Corporate directors are worrying about industry disruption and short-term thinking, according to the 2018 survey of more than 1,000 U.S. directors and executives by the National Association of Corporate Directors.
By a wide margin, directors cited significant industry change as the trend with the greatest impact on their companies, followed by business model disruption and changing global economic conditions.
Concerns about cybersecurity and competition for talent rounded out the top five concerns. Respondents’ concerns about regulatory burden dropped sharply, from 58 percent in 2016 to just 29 percent. This comes as no surprise given the policies of the Trump administration, but the NACD points out that regulatory burden appears to be increasing in the EU and China.
Exhibit 1: Trends Affecting Directors’ Companies
Pressure for Short-Term Performance
Boards are still facing pressures to achieve short-term performance. Seventy-four percent of respondents said that their management’s focus on long-term strategic goals has been affected by pressure to deliver short-term results. Directors that have been approached by activist investors report facing even greater pressure to meet short-term goals.
Exhibit 2: Impact of Short-Term Pressures
Understanding Risk Is Key
An atmosphere of risk and uncertainty is driving directors to seek a deeper involvement in strategy. Just over half of board respondents are confident that managers can appropriately address growing geopolitical risks—but half also say that there’s not enough time during board meetings to discuss strategy in depth.
Exhibit 3: Board’s Involvement in Strategy
Ignorance about Corporate Culture
Board understanding of corporate culture doesn’t extend beyond the tone at the top, “creating a risky disconnect,” the NACD reports. While 79 percent of directors express confidence in management’s ability to sustain a healthy culture during performance challenges, 92 percent rely on the CEO for reporting about the health of the culture.

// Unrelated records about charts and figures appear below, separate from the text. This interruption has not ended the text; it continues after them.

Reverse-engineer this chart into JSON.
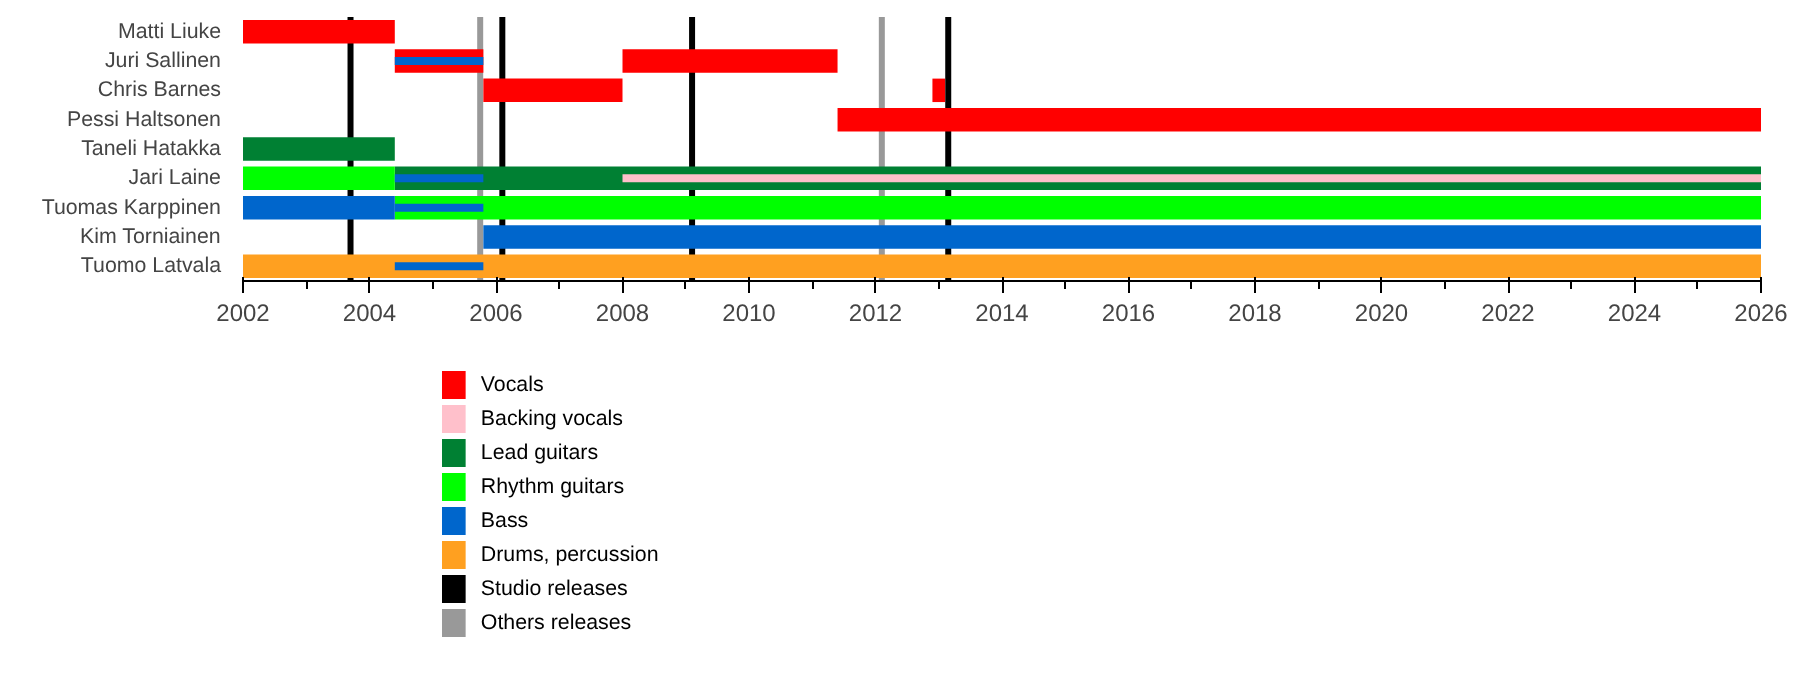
{
  "chart_data": {
    "type": "bar",
    "orientation": "horizontal",
    "categories": [
      "Matti Liuke",
      "Juri Sallinen",
      "Chris Barnes",
      "Pessi Haltsonen",
      "Taneli Hatakka",
      "Jari Laine",
      "Tuomas Karppinen",
      "Kim Torniainen",
      "Tuomo Latvala"
    ],
    "series": [
      {
        "name": "Vocals",
        "color": "#ff0000",
        "base": [
          2002,
          2004.4,
          2005.8,
          2011.4,
          null,
          null,
          null,
          null,
          null
        ],
        "values": [
          2.4,
          1.4,
          2.2,
          14.6,
          null,
          null,
          null,
          null,
          null
        ]
      },
      {
        "color": "#ff0000",
        "base": [
          null,
          2008,
          2012.9,
          null,
          null,
          null,
          null,
          null,
          null
        ],
        "values": [
          null,
          3.4,
          0.2,
          null,
          null,
          null,
          null,
          null,
          null
        ]
      },
      {
        "name": "Backing vocals",
        "color": "#ffc0cb",
        "base": [
          null,
          null,
          null,
          null,
          null,
          2008,
          null,
          null,
          null
        ],
        "values": [
          null,
          null,
          null,
          null,
          null,
          18,
          null,
          null,
          null
        ]
      },
      {
        "name": "Lead guitars",
        "color": "#008033",
        "base": [
          null,
          null,
          null,
          null,
          2002,
          2004.4,
          null,
          null,
          null
        ],
        "values": [
          null,
          null,
          null,
          null,
          2.4,
          21.6,
          null,
          null,
          null
        ]
      },
      {
        "name": "Rhythm guitars",
        "color": "#00ff00",
        "base": [
          null,
          null,
          null,
          null,
          null,
          2002,
          2004.4,
          null,
          null
        ],
        "values": [
          null,
          null,
          null,
          null,
          null,
          2.4,
          21.6,
          null,
          null
        ]
      },
      {
        "name": "Bass",
        "color": "#0066cc",
        "base": [
          null,
          null,
          null,
          null,
          null,
          null,
          2002,
          2005.8,
          null
        ],
        "values": [
          null,
          null,
          null,
          null,
          null,
          null,
          2.4,
          20.2,
          null
        ]
      },
      {
        "name": "Drums, percussion",
        "color": "#ffa020",
        "base": [
          null,
          null,
          null,
          null,
          null,
          null,
          null,
          null,
          2002
        ],
        "values": [
          null,
          null,
          null,
          null,
          null,
          null,
          null,
          null,
          24
        ]
      },
      {
        "color": "#0066cc",
        "base": [
          null,
          2004.4,
          null,
          null,
          null,
          2004.4,
          2004.4,
          null,
          2004.4
        ],
        "values": [
          null,
          1.4,
          null,
          null,
          null,
          1.4,
          1.4,
          null,
          1.4
        ]
      }
    ],
    "ref_lines": [
      {
        "axis": "x",
        "value": 2003.7,
        "label": "Studio releases",
        "color": "#000000"
      },
      {
        "axis": "x",
        "value": 2006.1,
        "label": null,
        "color": "#000000"
      },
      {
        "axis": "x",
        "value": 2009.1,
        "label": null,
        "color": "#000000"
      },
      {
        "axis": "x",
        "value": 2013.15,
        "label": null,
        "color": "#000000"
      },
      {
        "axis": "x",
        "value": 2005.75,
        "label": "Others releases",
        "color": "#999999"
      },
      {
        "axis": "x",
        "value": 2012.1,
        "label": null,
        "color": "#999999"
      }
    ],
    "xlim": [
      2002,
      2026
    ],
    "xticks": [
      2002,
      2004,
      2006,
      2008,
      2010,
      2012,
      2014,
      2016,
      2018,
      2020,
      2022,
      2024,
      2026
    ],
    "grid": false,
    "legend": "bottom left"
  }
}
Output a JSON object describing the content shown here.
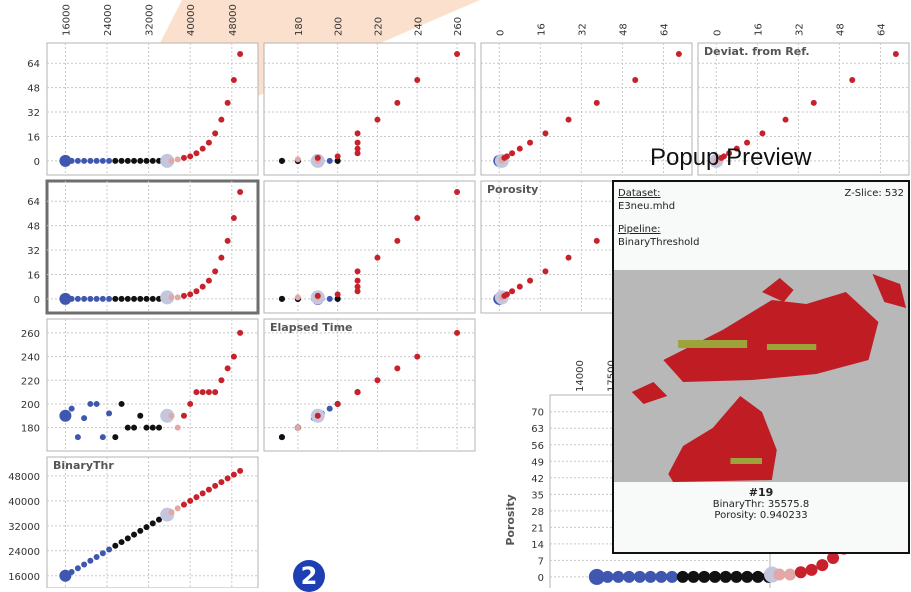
{
  "chart_data": {
    "type": "scatter",
    "variables": [
      "BinaryThr",
      "Elapsed Time",
      "Porosity",
      "Deviat. from Ref."
    ],
    "variable_ticks": {
      "BinaryThr": [
        16000,
        24000,
        32000,
        40000,
        48000
      ],
      "Elapsed Time": [
        180,
        200,
        220,
        240,
        260
      ],
      "Porosity": [
        0,
        16,
        32,
        48,
        64
      ],
      "Deviat. from Ref.": [
        0,
        16,
        32,
        48,
        64
      ]
    },
    "panel_titles": [
      "Deviat. from Ref.",
      "Porosity",
      "Elapsed Time",
      "BinaryThr"
    ],
    "points": [
      {
        "BinaryThr": 16000,
        "Elapsed Time": 190,
        "Porosity": 0,
        "Deviat. from Ref.": 0,
        "group": "blue"
      },
      {
        "BinaryThr": 17200,
        "Elapsed Time": 196,
        "Porosity": 0,
        "Deviat. from Ref.": 0,
        "group": "blue"
      },
      {
        "BinaryThr": 18400,
        "Elapsed Time": 172,
        "Porosity": 0,
        "Deviat. from Ref.": 0,
        "group": "blue"
      },
      {
        "BinaryThr": 19600,
        "Elapsed Time": 188,
        "Porosity": 0,
        "Deviat. from Ref.": 0,
        "group": "blue"
      },
      {
        "BinaryThr": 20800,
        "Elapsed Time": 200,
        "Porosity": 0,
        "Deviat. from Ref.": 0,
        "group": "blue"
      },
      {
        "BinaryThr": 22000,
        "Elapsed Time": 200,
        "Porosity": 0,
        "Deviat. from Ref.": 0,
        "group": "blue"
      },
      {
        "BinaryThr": 23200,
        "Elapsed Time": 172,
        "Porosity": 0,
        "Deviat. from Ref.": 0,
        "group": "blue"
      },
      {
        "BinaryThr": 24400,
        "Elapsed Time": 192,
        "Porosity": 0,
        "Deviat. from Ref.": 0,
        "group": "blue"
      },
      {
        "BinaryThr": 25600,
        "Elapsed Time": 172,
        "Porosity": 0,
        "Deviat. from Ref.": 0,
        "group": "black"
      },
      {
        "BinaryThr": 26800,
        "Elapsed Time": 200,
        "Porosity": 0,
        "Deviat. from Ref.": 0,
        "group": "black"
      },
      {
        "BinaryThr": 28000,
        "Elapsed Time": 180,
        "Porosity": 0,
        "Deviat. from Ref.": 0,
        "group": "black"
      },
      {
        "BinaryThr": 29200,
        "Elapsed Time": 180,
        "Porosity": 0,
        "Deviat. from Ref.": 0,
        "group": "black"
      },
      {
        "BinaryThr": 30400,
        "Elapsed Time": 190,
        "Porosity": 0,
        "Deviat. from Ref.": 0,
        "group": "black"
      },
      {
        "BinaryThr": 31600,
        "Elapsed Time": 180,
        "Porosity": 0,
        "Deviat. from Ref.": 0,
        "group": "black"
      },
      {
        "BinaryThr": 32800,
        "Elapsed Time": 180,
        "Porosity": 0,
        "Deviat. from Ref.": 0,
        "group": "black"
      },
      {
        "BinaryThr": 34000,
        "Elapsed Time": 180,
        "Porosity": 0,
        "Deviat. from Ref.": 0,
        "group": "black"
      },
      {
        "BinaryThr": 35200,
        "Elapsed Time": 190,
        "Porosity": 0,
        "Deviat. from Ref.": 0,
        "group": "black"
      },
      {
        "BinaryThr": 35576,
        "Elapsed Time": 190,
        "Porosity": 1,
        "Deviat. from Ref.": 0,
        "group": "selected"
      },
      {
        "BinaryThr": 36400,
        "Elapsed Time": 190,
        "Porosity": 1,
        "Deviat. from Ref.": 0,
        "group": "light"
      },
      {
        "BinaryThr": 37600,
        "Elapsed Time": 180,
        "Porosity": 1,
        "Deviat. from Ref.": 1,
        "group": "light"
      },
      {
        "BinaryThr": 38800,
        "Elapsed Time": 190,
        "Porosity": 2,
        "Deviat. from Ref.": 2,
        "group": "red"
      },
      {
        "BinaryThr": 40000,
        "Elapsed Time": 200,
        "Porosity": 3,
        "Deviat. from Ref.": 3,
        "group": "red"
      },
      {
        "BinaryThr": 41200,
        "Elapsed Time": 210,
        "Porosity": 5,
        "Deviat. from Ref.": 5,
        "group": "red"
      },
      {
        "BinaryThr": 42400,
        "Elapsed Time": 210,
        "Porosity": 8,
        "Deviat. from Ref.": 8,
        "group": "red"
      },
      {
        "BinaryThr": 43600,
        "Elapsed Time": 210,
        "Porosity": 12,
        "Deviat. from Ref.": 12,
        "group": "red"
      },
      {
        "BinaryThr": 44800,
        "Elapsed Time": 210,
        "Porosity": 18,
        "Deviat. from Ref.": 18,
        "group": "red"
      },
      {
        "BinaryThr": 46000,
        "Elapsed Time": 220,
        "Porosity": 27,
        "Deviat. from Ref.": 27,
        "group": "red"
      },
      {
        "BinaryThr": 47200,
        "Elapsed Time": 230,
        "Porosity": 38,
        "Deviat. from Ref.": 38,
        "group": "red"
      },
      {
        "BinaryThr": 48400,
        "Elapsed Time": 240,
        "Porosity": 53,
        "Deviat. from Ref.": 53,
        "group": "red"
      },
      {
        "BinaryThr": 49600,
        "Elapsed Time": 260,
        "Porosity": 70,
        "Deviat. from Ref.": 70,
        "group": "red"
      }
    ],
    "detail_plot": {
      "ylabel": "Porosity",
      "yticks": [
        0,
        7,
        14,
        21,
        28,
        35,
        42,
        49,
        56,
        63,
        70
      ],
      "xticks": [
        14000,
        17500
      ]
    },
    "popup": {
      "title": "Popup Preview",
      "dataset_label": "Dataset:",
      "dataset_value": "E3neu.mhd",
      "pipeline_label": "Pipeline:",
      "pipeline_value": "BinaryThreshold",
      "zslice": "Z-Slice: 532",
      "id": "#19",
      "line1": "BinaryThr: 35575.8",
      "line2": "Porosity: 0.940233"
    },
    "badge": "2",
    "colors": {
      "blue": "#3f57ae",
      "black": "#111111",
      "selected": "#c3c6dc",
      "light": "#e3a7a7",
      "red": "#c7212c",
      "grid": "#c8c8c8",
      "frame": "#b3b3b3"
    }
  }
}
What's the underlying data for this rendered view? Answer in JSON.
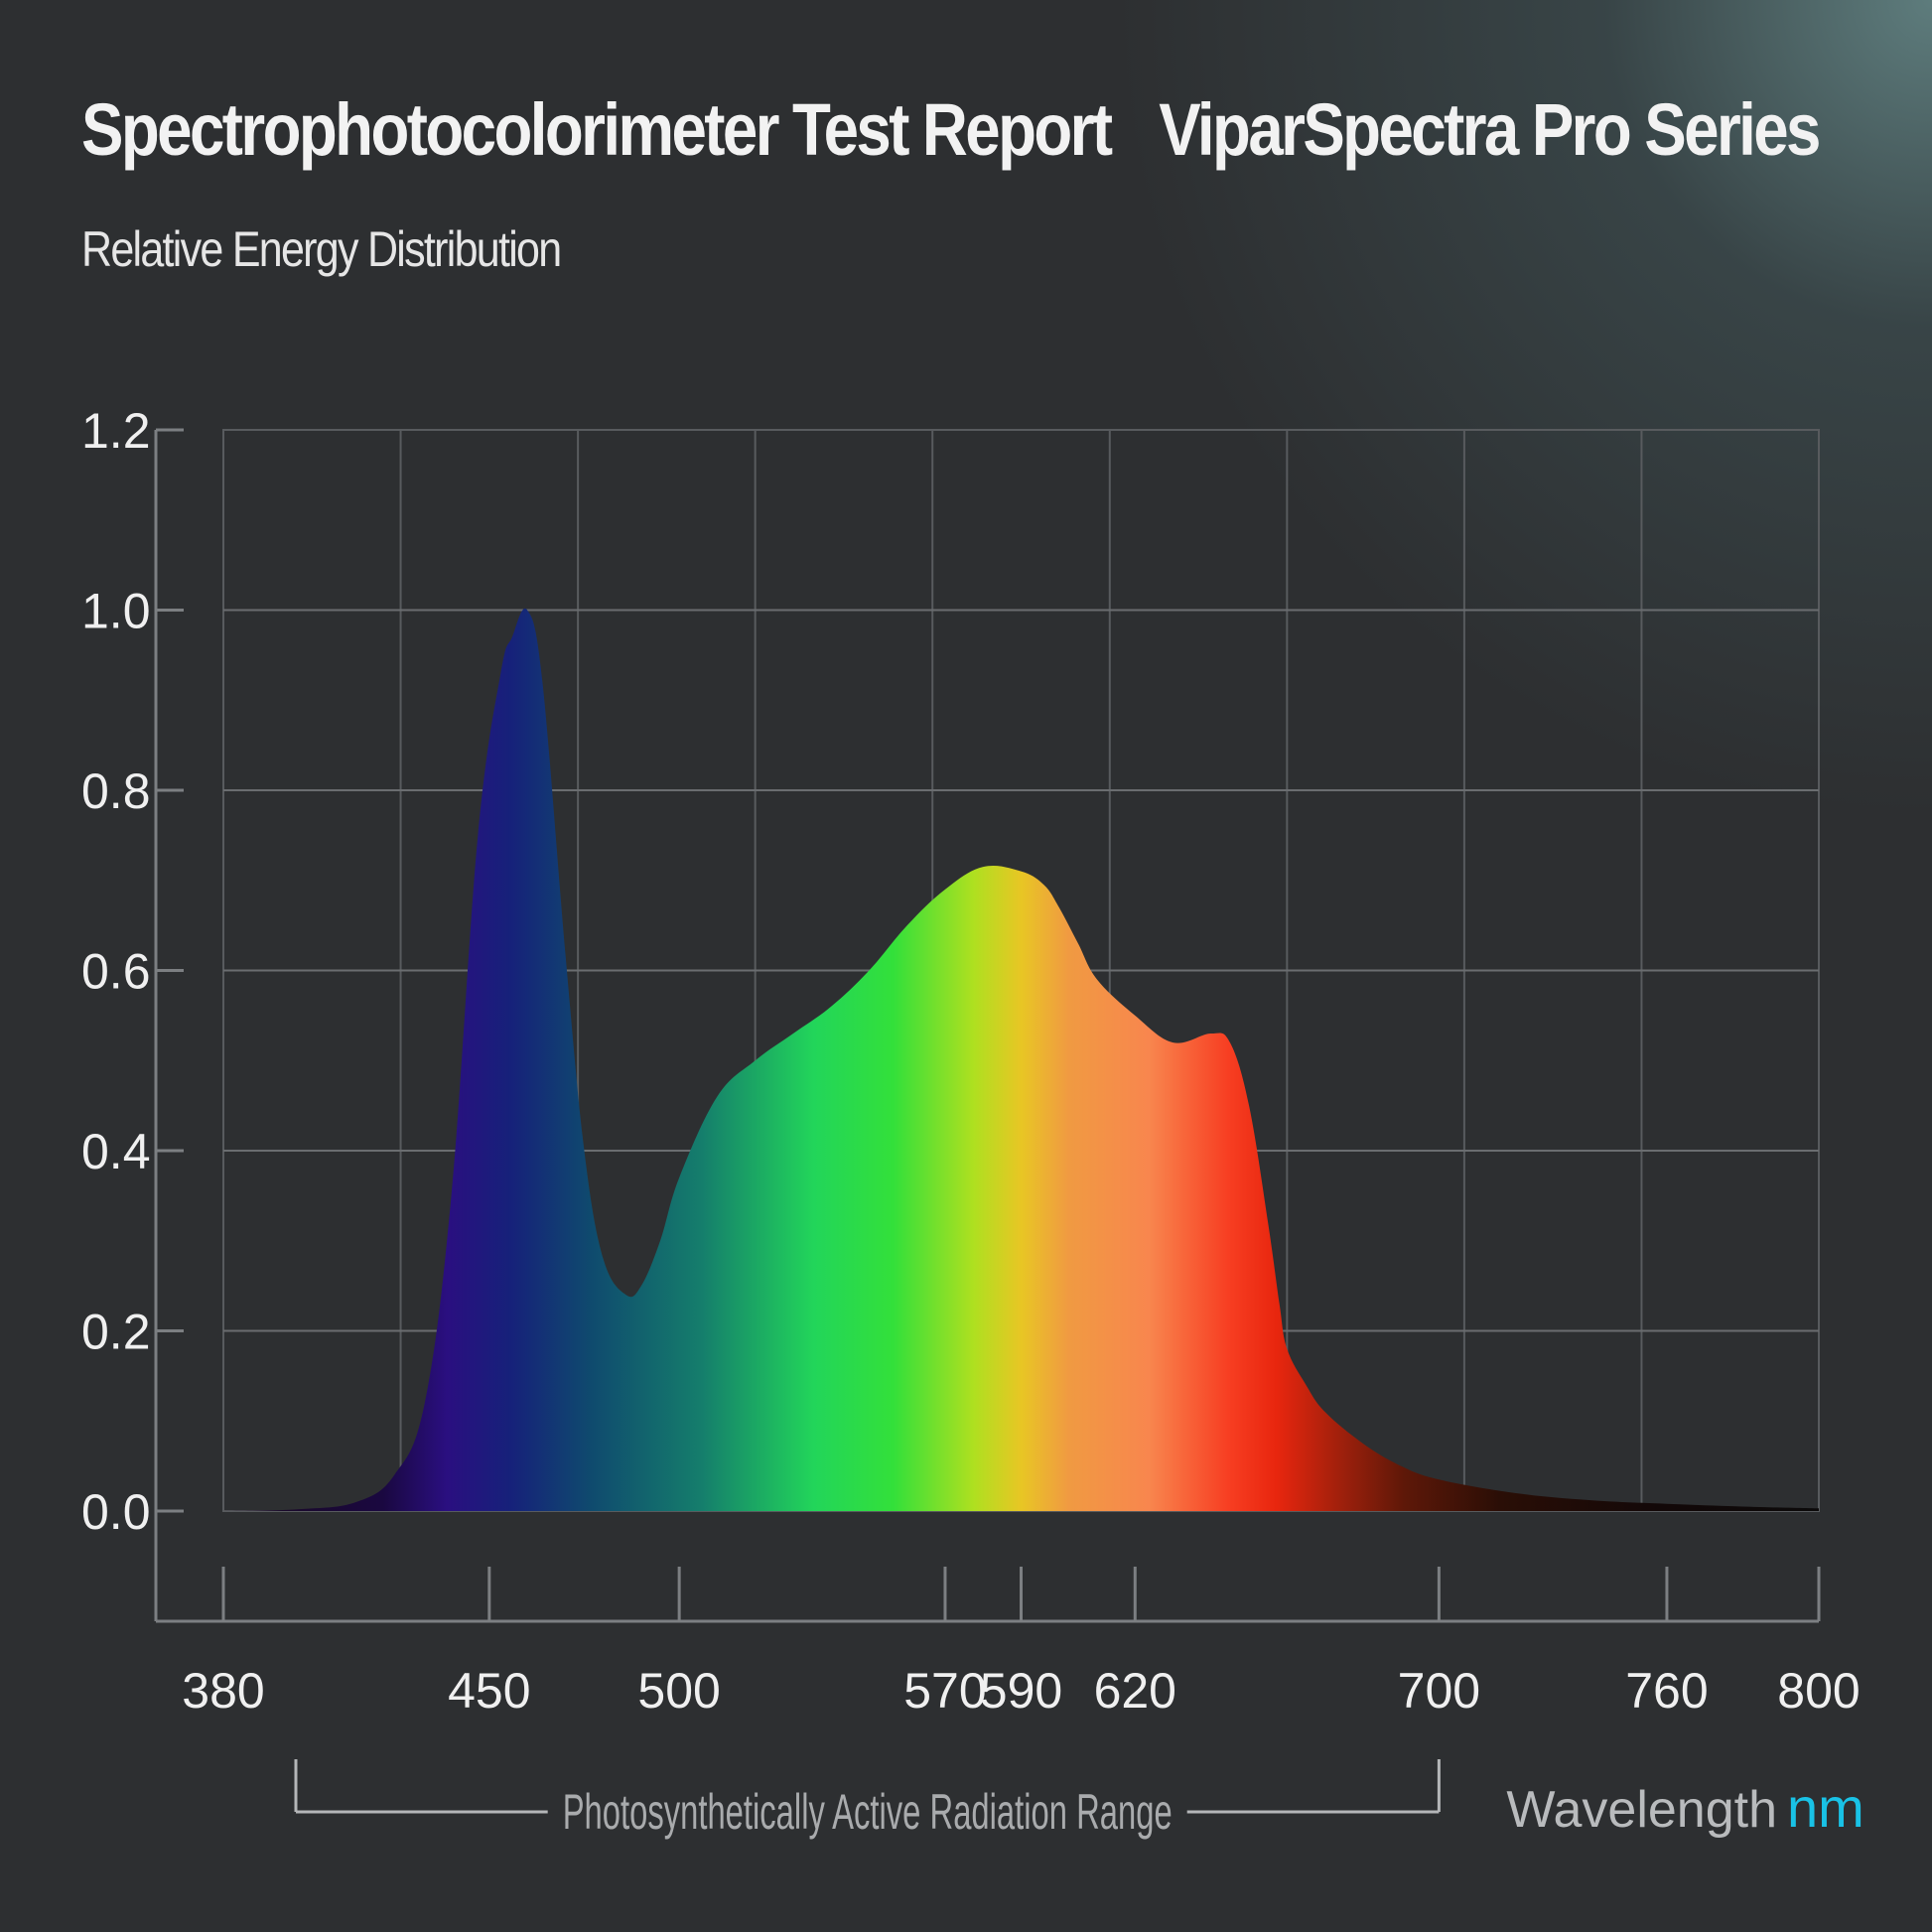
{
  "header": {
    "title": "Spectrophotocolorimeter Test Report",
    "brand": "ViparSpectra Pro Series",
    "subtitle": "Relative Energy Distribution"
  },
  "chart_data": {
    "type": "area",
    "title": "Spectrophotocolorimeter Test Report",
    "subtitle": "Relative Energy Distribution",
    "xlabel": "Wavelength",
    "xunit": "nm",
    "ylabel": "",
    "xlim": [
      380,
      800
    ],
    "ylim": [
      0.0,
      1.2
    ],
    "grid": true,
    "x_ticks": [
      380,
      450,
      500,
      570,
      590,
      620,
      700,
      760,
      800
    ],
    "y_ticks": [
      "0.0",
      "0.2",
      "0.4",
      "0.6",
      "0.8",
      "1.0",
      "1.2"
    ],
    "series": [
      {
        "x": [
          380,
          400,
          415,
          425,
          433,
          440,
          447,
          453,
          456,
          460,
          464,
          470,
          475,
          480,
          486,
          490,
          495,
          500,
          510,
          520,
          530,
          540,
          550,
          560,
          570,
          580,
          590,
          596,
          600,
          605,
          610,
          620,
          630,
          640,
          645,
          650,
          655,
          658,
          660,
          665,
          670,
          680,
          690,
          700,
          720,
          740,
          760,
          780,
          800
        ],
        "values": [
          0.0,
          0.002,
          0.01,
          0.04,
          0.12,
          0.35,
          0.75,
          0.93,
          0.97,
          1.0,
          0.92,
          0.62,
          0.4,
          0.28,
          0.24,
          0.25,
          0.3,
          0.37,
          0.46,
          0.5,
          0.53,
          0.56,
          0.6,
          0.65,
          0.69,
          0.715,
          0.71,
          0.695,
          0.67,
          0.63,
          0.59,
          0.55,
          0.52,
          0.53,
          0.52,
          0.45,
          0.32,
          0.23,
          0.18,
          0.14,
          0.11,
          0.075,
          0.05,
          0.035,
          0.02,
          0.012,
          0.008,
          0.005,
          0.003
        ]
      }
    ],
    "annotations": [
      {
        "text": "Photosynthetically Active Radiation Range",
        "x_range": [
          400,
          700
        ]
      }
    ]
  }
}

A much smaller fraction of board members hear directly from specialist functions that could bring an independent perspective, such as internal audit (39 percent), compliance and ethics (30 percent) and risk management (20 percent). Not surprisingly, while most directors say they understand the health of the culture at the top, a much smaller number understand the perspectives of middle or lower management.
Exhibit 4: Health of the Organizational Culture
Less Confidence in Cyber-Risk Preparedness
Just 37 percent of board members said they felt confident or very confident that their company is properly secured against a cyberattack. That’s 5 percent less than last year. The authors speculate that directors are getting more savvy about cybersecurity, “which may explain their increased skepticism of management’s efforts.”
Exhibit 5: Security against Cyberattack
CEO Succession Planning
2017 was a big year for unexpected firings and departures of high-profile CEOs. That may help to explain why more directors are giving priority to improving CEO-succession planning. There was also a large increase in discussions about CEO and executive-team successions with investors.
Exhibit 6: CEO Succession Planning
Similar to last year, very few boards cited social and environmental issues as top trends that will impact business performance. For example, just six percent of respondents selected climate change as a top-five trend. Given the growing range of issues and challenges facing boards however, it’s not surprising that board evaluations are becoming increasingly rigorous. Sixty percent of respondents said that they now evaluate the performance of individual directors—a sizable jump from forty one percent last year.